If this pandemic was anything like as dire a threat as it has been claimed to be, the Canadian government’s handling of it would have been an unimaginable fiasco. Rather more than 25,000 people have died from it in the world and that is a great tragedy, but China, the country of origin, despite grossly bungling the first two months of the illness, and not believable in its officials accounts of events, appears to be largely through it. The world succumbed to a pandemic of hysteria, more than a virus, and it is time to follow the American, if not the Dutch, lead, starting with bringing back the elementary schools. Information from every study thus far shows that children seem largely immune to the virus, so the danger to them is minimal. And although children can be carriers, strict social distancing measures in the classroom, such as those in place in Taiwan, can allow classes to resume relatively unhindered.

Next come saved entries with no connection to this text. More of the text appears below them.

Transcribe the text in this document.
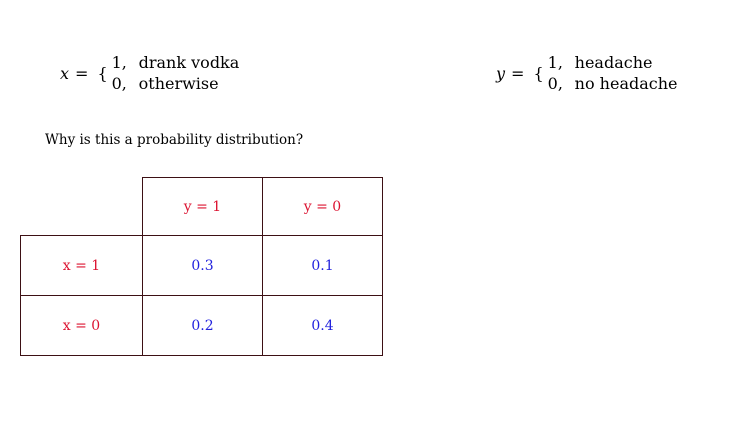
x = {
1, drank vodka
0, otherwise
y = {
1, headache
0, no headache
Why is this a probability distribution?
	y = 1	y = 0
x = 1	0.3	0.1
x = 0	0.2	0.4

Since New York City, as it is in many things, is now the coronavirus epicentre, a metaphor from the 1960s television sitcom “Car 54, Where Are You” comes to mind. Two rather awkward policemen were the principals and in one episode, they accidentally misreported something, and by the time they corrected this with their staff sergeant, the report had shot upwards in the city government, and the two unwitting originators listened with astonishment on the regular radio of Car 54 as the chief of police, and then the mayor, the governor of New York and the president of the U.S. came on the air to reassure the nation. There were skilful simulations of the well-known voices of the last three office-holders (John Lindsay, Nelson Rockefeller, and Lyndon Johnson). One policeman said to the other resignedly: “What are we doing? Is everyone crazy?” The coronavirus isn’t a laughing matter, but when the Canadian government tries to abolish the rights of parliament and U.S. armed forces are nearly dispatched to the Canada-U.S. border, and most of the work forces of the world’s principal countries are hiding in their homes, those questions are reasonable; and someone in Ottawa should try to answer them.